Les valeurs mensuelles du rapport indicatif de biodégradabilité DCO/DBO sont élevées par rapport à la valeur contractuelle de 2,5 qui caractérise un rejet urbain biodégradable. Ceci est significatif et permet de dire que les rejets de la ville de Batna sont caractérisés par une prédominance de substances non domestiques, notamment des huiles industrielles et des hydrocarbures.
La mesure quotidienne de l’indice de Mohlman des boues activées a donné un indice moyen de 200 mg/ml (2150), ce qui confirme la perturbation du processus biologique et explique la formation de mousses biologiques abondantes dans le bassin d’aération.
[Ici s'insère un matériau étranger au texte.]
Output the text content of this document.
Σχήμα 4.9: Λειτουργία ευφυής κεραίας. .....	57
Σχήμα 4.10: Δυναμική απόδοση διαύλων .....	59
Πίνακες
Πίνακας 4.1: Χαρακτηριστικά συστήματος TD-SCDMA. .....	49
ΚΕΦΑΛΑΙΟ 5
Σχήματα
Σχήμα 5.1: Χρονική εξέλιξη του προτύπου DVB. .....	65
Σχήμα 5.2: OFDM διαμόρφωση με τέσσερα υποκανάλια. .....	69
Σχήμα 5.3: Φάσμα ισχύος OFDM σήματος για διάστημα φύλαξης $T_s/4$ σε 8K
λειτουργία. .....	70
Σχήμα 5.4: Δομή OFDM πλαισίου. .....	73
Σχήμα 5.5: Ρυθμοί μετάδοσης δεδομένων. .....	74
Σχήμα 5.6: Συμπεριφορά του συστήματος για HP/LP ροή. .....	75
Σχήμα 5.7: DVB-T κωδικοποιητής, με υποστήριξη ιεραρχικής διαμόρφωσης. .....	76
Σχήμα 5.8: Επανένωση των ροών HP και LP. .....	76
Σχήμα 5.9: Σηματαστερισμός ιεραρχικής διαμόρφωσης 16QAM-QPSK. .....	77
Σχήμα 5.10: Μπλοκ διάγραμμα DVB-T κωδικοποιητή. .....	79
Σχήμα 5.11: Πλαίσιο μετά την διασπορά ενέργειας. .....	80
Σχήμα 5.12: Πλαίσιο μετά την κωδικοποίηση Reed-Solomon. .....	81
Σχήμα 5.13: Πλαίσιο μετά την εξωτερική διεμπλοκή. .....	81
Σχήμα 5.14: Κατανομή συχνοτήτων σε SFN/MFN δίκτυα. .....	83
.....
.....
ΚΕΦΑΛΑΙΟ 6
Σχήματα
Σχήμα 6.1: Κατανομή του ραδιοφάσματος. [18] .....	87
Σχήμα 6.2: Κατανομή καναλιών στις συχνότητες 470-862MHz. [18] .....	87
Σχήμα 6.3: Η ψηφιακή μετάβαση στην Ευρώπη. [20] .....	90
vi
L’impact de cette mousse sur les eaux épurées est lié à la concentration en MES et DCO, toutes deux élevées en sortie de station.
Les émissions importantes de polluants industriels constatées dans la ville de Batna se retrouvent principalement à la sortie de quatre unités industrielles : ORAVIE, ENIPEC, ORLAIT, COTITEX. La plupart de ces entreprises ne possèdent pas leur propre station d’épuration mais rejettent dans la station d’épuration de la ville de Batna.
En se référant aux valeurs limites maximales des paramètres de déversement dans les émissaires naturels (Décret exécutif n° 93-160 et décret exécutif n° 06-141),
nous pouvons conclure que mis à part les températures et les pH, les concentrations des eaux provenant des industries énumérées dépassent les normes. Elles devaient par conséquent être préalablement traitées avant rejet.
Des traitements complémentaires, pour ajuster la qualité des eaux usées épurées, seraient nécessaires, une réhabilitation de la station d'épuration selon un procédé plus classique d'aération prolongée avec une nitrification-dénitrification poussée serait judicieuse.